Minimalist Implementation of a BERT Sentence Classifier
This repo is a minimalist implementation of a BERT Sentence Classifier. The goal of this repo is to show how to combine 3 of my favourite libraries to supercharge your NLP research.
My favourite libraries:
Requirements:
This project uses Python 3.6
Create a virtual env with (outside the project folder):
virtualenv -p python3.6 sbert-env
source sbert-env/bin/activate
Install the requirements (inside the project folder):
pip install -r requirements.txt
Getting Started:
Train:
python training.py
Available commands:
Training arguments:
optional arguments:
--seed Training seed.
--batch_size Batch size to be used.
--accumulate_grad_batches Accumulated gradients runs K small batches of \
size N before doing a backwards pass.
--val_percent_check If you dont want to use the entire dev set, set \
how much of the dev set you want to use with this flag.
Early Stopping/Checkpoint arguments:
optional arguments:
--metric_mode If we want to min/max the monitored quantity.
--min_epochs Limits training to a minimum number of epochs
--max_epochs Limits training to a max number number of epochs
--save_top_k The best k models according to the quantity \
monitored will be saved.
Model arguments:
optional arguments:
--encoder_model BERT encoder model to be used.
--encoder_learning_rate Encoder specific learning rate.
--nr_frozen_epochs Number of epochs we will keep the BERT parameters frozen.
--learning_rate Classification head learning rate.
--dropout Dropout to be applied to the BERT embeddings.
--train_csv Path to the file containing the train data.
--dev_csv Path to the file containing the dev data.
--test_csv Path to the file containing the test data.
--loader_workers How many subprocesses to use for data loading.
Note: After BERT several BERT-like models were released. You can test different size models like Mini-BERT and DistilBERT which are much smaller.

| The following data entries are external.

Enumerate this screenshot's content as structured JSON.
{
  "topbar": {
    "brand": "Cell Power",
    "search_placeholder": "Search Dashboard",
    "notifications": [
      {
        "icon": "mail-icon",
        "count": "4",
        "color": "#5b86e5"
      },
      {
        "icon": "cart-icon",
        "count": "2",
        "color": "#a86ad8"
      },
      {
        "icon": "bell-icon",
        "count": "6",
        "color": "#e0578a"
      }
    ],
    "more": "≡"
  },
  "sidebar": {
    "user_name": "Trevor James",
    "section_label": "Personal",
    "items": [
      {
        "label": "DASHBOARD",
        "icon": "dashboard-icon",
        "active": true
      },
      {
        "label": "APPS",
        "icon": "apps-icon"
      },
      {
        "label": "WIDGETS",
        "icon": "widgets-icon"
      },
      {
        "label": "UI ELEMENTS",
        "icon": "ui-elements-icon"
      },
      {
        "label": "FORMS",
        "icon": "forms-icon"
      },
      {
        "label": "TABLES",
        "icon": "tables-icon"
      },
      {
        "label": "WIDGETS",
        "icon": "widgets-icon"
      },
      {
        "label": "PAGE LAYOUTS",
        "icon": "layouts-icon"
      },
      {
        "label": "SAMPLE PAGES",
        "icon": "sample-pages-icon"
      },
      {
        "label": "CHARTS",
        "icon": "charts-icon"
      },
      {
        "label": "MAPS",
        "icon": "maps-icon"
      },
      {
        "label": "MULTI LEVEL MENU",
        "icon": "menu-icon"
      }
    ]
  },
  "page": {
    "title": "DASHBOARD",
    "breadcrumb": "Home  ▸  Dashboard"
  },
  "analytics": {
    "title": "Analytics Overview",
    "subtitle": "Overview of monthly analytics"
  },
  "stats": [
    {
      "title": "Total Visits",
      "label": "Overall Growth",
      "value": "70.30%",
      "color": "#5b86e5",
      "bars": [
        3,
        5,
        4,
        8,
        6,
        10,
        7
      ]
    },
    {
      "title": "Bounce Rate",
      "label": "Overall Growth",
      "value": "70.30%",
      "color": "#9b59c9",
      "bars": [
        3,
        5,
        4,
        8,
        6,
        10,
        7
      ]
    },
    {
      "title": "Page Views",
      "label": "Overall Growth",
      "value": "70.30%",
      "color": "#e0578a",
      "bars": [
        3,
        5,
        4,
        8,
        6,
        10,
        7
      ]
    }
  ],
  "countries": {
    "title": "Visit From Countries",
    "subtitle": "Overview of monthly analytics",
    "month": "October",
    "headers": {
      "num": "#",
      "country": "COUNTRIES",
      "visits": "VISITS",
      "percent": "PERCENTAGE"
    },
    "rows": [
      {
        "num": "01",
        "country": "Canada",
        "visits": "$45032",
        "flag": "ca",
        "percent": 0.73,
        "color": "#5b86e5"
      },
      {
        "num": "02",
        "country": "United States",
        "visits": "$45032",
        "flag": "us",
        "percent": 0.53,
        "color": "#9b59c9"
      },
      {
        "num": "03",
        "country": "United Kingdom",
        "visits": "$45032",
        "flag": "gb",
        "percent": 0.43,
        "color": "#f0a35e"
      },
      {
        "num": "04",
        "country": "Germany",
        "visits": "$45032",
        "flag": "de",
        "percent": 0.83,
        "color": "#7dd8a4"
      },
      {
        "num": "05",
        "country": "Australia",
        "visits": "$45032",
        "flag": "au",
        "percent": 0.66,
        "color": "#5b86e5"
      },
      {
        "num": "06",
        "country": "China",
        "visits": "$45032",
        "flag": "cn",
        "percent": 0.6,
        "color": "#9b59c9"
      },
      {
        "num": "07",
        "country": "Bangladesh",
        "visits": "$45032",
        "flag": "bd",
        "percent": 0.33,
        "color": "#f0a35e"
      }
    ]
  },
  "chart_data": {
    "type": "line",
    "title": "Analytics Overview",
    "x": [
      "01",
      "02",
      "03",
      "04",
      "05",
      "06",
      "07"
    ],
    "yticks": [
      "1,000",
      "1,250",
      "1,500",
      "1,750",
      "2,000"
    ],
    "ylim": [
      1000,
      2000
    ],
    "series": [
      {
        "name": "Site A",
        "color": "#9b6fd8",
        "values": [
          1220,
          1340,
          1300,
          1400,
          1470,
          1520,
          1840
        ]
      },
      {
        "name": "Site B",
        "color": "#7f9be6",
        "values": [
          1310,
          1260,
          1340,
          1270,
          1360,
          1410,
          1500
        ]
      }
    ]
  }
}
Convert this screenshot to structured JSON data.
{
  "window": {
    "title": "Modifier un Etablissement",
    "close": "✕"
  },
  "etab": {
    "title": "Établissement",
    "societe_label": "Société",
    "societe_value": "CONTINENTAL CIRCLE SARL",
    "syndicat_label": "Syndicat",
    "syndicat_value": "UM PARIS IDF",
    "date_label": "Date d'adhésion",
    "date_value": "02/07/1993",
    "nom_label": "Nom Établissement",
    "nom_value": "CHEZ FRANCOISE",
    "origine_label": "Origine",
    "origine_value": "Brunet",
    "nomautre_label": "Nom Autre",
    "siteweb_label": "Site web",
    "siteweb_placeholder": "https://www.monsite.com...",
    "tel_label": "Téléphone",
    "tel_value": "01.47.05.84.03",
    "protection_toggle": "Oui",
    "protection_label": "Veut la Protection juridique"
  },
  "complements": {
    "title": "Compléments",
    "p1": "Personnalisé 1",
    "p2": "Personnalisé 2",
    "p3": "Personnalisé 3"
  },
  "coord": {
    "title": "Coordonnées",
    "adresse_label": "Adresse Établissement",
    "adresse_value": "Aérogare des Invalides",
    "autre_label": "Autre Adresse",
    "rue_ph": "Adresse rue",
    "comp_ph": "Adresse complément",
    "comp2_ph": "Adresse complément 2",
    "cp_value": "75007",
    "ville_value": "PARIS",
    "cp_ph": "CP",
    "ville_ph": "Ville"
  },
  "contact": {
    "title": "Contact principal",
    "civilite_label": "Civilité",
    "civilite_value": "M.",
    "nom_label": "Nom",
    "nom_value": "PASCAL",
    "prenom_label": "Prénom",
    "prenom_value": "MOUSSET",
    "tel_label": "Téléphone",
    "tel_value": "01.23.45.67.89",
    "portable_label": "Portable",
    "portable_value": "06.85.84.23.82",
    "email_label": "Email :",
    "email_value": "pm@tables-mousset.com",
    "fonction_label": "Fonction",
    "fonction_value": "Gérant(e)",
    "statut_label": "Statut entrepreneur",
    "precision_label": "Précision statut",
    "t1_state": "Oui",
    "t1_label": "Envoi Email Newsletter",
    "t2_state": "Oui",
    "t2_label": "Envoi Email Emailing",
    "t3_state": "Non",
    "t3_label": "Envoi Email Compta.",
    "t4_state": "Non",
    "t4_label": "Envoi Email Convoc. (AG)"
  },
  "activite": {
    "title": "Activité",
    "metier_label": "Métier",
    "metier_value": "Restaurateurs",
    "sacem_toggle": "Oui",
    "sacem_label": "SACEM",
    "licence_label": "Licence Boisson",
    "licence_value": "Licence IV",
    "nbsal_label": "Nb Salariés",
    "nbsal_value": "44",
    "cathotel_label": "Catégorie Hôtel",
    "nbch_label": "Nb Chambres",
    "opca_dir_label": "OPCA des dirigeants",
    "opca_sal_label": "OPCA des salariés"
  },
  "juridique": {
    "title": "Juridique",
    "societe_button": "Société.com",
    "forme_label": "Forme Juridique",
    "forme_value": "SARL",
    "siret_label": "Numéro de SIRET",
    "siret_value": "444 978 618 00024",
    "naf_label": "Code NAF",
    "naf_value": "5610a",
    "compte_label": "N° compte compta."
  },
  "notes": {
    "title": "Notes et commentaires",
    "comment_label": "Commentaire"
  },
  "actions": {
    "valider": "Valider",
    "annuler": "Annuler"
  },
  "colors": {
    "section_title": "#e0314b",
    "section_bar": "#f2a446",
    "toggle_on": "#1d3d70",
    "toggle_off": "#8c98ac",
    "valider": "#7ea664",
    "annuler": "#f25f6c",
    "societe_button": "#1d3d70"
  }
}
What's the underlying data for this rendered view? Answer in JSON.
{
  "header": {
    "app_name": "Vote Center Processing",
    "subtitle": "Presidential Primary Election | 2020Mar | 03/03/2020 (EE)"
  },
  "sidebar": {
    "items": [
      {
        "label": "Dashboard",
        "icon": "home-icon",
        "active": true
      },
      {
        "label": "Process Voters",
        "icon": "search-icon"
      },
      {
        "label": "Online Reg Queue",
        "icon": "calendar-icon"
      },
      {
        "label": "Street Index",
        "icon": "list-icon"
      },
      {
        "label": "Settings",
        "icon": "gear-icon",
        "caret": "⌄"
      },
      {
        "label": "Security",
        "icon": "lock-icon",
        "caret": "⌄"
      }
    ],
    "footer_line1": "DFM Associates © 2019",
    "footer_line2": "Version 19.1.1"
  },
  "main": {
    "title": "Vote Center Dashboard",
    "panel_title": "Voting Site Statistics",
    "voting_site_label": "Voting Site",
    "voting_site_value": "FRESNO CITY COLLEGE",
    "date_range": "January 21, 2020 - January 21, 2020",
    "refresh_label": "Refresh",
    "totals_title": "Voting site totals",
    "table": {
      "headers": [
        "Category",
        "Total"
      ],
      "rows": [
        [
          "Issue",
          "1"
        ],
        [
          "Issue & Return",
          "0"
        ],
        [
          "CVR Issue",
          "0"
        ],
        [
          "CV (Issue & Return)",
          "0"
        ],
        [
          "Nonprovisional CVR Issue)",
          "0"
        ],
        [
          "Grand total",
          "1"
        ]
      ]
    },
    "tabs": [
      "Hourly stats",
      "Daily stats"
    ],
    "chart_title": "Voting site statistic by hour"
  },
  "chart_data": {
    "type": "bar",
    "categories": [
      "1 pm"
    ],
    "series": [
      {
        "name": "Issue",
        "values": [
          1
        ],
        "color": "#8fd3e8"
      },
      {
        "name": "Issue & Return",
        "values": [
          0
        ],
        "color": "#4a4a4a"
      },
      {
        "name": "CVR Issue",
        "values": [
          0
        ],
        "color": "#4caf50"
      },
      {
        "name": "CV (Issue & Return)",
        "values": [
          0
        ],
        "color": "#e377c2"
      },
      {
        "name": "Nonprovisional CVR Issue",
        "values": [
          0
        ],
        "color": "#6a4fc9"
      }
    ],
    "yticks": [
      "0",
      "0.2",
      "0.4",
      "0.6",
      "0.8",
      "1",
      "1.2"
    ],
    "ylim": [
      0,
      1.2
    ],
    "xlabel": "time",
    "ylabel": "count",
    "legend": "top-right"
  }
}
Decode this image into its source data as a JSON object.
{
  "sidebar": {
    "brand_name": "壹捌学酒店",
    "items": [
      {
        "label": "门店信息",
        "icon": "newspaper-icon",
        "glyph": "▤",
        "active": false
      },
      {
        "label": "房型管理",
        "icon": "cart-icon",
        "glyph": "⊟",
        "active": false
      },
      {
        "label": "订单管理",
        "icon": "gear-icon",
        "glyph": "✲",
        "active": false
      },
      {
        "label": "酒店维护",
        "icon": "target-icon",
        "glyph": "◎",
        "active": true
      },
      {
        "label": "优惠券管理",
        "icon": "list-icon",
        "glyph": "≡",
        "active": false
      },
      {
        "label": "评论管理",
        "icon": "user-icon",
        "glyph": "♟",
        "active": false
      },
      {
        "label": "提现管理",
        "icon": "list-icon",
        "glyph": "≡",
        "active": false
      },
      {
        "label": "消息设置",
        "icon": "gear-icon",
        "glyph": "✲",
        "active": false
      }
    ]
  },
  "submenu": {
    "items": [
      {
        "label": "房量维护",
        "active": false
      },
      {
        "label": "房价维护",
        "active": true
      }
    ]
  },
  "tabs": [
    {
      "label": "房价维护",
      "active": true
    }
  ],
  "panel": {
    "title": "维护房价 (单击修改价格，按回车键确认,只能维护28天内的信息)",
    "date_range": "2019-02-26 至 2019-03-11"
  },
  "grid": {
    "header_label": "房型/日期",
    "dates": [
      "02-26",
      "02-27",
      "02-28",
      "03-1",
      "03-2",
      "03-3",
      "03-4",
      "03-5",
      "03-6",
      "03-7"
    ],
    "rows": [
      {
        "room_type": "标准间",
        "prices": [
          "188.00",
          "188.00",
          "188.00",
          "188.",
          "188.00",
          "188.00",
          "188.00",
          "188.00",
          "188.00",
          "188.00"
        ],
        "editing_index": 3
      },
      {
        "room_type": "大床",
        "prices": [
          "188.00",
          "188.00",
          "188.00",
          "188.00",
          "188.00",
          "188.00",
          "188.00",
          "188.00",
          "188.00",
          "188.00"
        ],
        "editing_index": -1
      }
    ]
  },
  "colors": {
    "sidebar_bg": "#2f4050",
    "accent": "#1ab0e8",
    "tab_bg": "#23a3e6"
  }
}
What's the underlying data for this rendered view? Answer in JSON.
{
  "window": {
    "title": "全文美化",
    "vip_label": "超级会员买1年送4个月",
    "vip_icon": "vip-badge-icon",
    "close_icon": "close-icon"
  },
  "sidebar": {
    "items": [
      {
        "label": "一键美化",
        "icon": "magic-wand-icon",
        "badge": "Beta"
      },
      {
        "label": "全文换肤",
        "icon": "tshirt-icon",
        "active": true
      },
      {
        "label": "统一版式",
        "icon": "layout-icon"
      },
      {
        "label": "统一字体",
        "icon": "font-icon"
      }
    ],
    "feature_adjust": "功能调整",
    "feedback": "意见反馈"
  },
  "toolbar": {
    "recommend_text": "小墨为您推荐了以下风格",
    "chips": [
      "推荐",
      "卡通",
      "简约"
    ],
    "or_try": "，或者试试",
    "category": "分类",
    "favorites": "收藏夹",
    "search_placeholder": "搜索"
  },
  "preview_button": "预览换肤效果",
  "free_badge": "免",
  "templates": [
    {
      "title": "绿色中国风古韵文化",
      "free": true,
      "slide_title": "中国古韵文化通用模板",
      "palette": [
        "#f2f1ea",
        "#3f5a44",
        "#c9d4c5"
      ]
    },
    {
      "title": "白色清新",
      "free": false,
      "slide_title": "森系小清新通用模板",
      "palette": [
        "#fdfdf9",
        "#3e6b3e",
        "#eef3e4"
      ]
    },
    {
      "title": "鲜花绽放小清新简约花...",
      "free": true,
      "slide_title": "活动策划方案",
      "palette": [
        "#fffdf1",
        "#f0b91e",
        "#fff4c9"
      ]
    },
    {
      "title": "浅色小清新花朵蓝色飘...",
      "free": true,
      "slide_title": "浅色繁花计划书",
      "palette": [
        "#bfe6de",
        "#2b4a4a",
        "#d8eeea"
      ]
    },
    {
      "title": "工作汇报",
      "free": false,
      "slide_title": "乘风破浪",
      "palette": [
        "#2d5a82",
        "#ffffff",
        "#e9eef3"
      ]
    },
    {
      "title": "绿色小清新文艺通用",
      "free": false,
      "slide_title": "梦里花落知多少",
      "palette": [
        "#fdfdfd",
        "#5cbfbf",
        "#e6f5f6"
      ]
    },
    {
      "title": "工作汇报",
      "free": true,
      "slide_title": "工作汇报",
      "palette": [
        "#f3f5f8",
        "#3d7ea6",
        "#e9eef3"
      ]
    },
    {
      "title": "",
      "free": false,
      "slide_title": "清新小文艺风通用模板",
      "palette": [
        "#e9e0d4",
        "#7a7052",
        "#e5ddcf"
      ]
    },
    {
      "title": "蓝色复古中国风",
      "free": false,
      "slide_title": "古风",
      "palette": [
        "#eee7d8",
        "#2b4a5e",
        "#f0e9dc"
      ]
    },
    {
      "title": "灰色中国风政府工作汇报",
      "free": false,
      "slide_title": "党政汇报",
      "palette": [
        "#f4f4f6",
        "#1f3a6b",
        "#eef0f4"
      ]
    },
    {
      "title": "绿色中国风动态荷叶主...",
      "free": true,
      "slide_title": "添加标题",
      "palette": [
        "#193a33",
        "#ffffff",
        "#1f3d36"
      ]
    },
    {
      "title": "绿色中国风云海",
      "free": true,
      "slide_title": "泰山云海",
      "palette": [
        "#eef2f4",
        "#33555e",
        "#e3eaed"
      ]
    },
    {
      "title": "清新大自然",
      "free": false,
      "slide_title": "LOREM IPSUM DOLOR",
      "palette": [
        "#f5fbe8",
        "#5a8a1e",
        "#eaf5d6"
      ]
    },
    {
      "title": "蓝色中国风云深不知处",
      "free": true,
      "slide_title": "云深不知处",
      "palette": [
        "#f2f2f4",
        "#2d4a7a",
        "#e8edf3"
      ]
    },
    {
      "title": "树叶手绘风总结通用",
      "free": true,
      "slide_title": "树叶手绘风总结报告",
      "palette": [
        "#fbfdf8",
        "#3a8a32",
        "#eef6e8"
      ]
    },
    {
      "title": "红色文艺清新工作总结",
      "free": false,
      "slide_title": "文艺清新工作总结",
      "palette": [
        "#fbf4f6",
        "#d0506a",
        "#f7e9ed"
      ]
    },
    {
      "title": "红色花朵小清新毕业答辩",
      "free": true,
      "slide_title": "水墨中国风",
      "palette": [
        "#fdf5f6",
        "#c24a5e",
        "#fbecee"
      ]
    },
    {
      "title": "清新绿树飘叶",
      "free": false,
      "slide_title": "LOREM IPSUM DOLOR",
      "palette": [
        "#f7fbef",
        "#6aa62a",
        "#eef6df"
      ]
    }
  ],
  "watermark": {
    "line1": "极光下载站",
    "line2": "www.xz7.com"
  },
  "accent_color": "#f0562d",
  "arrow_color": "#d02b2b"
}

- Mini-BERT only contains 2 encoder layers with hidden sizes of 128 features. Use it with the flag:
--encoder_model google/bert_uncased_L-2_H-128_A-2
- DistilBERT contains only 6 layers with hidden sizes of 768 features. Use it with the flag:
--encoder_model distilbert-base-uncased
Training command example:
python training.py \
--gpus 0 \
--batch_size 32 \
--accumulate_grad_batches 1 \
--loader_workers 8 \
--nr_frozen_epochs 1 \
--encoder_model google/bert_uncased_L-2_H-128_A-2 \
--train_csv data/MP2_2022_train.csv \
--dev_csv data/MP2_2022_dev.csv \
Testing the model:
python test.py --experiment experiments/version_{date} --test_data data/MP2_2022_dev.csv
Tensorboard:
Launch tensorboard with:
tensorboard --logdir="experiments/"
Code Style:
To make sure all the code follows the same style we use Black.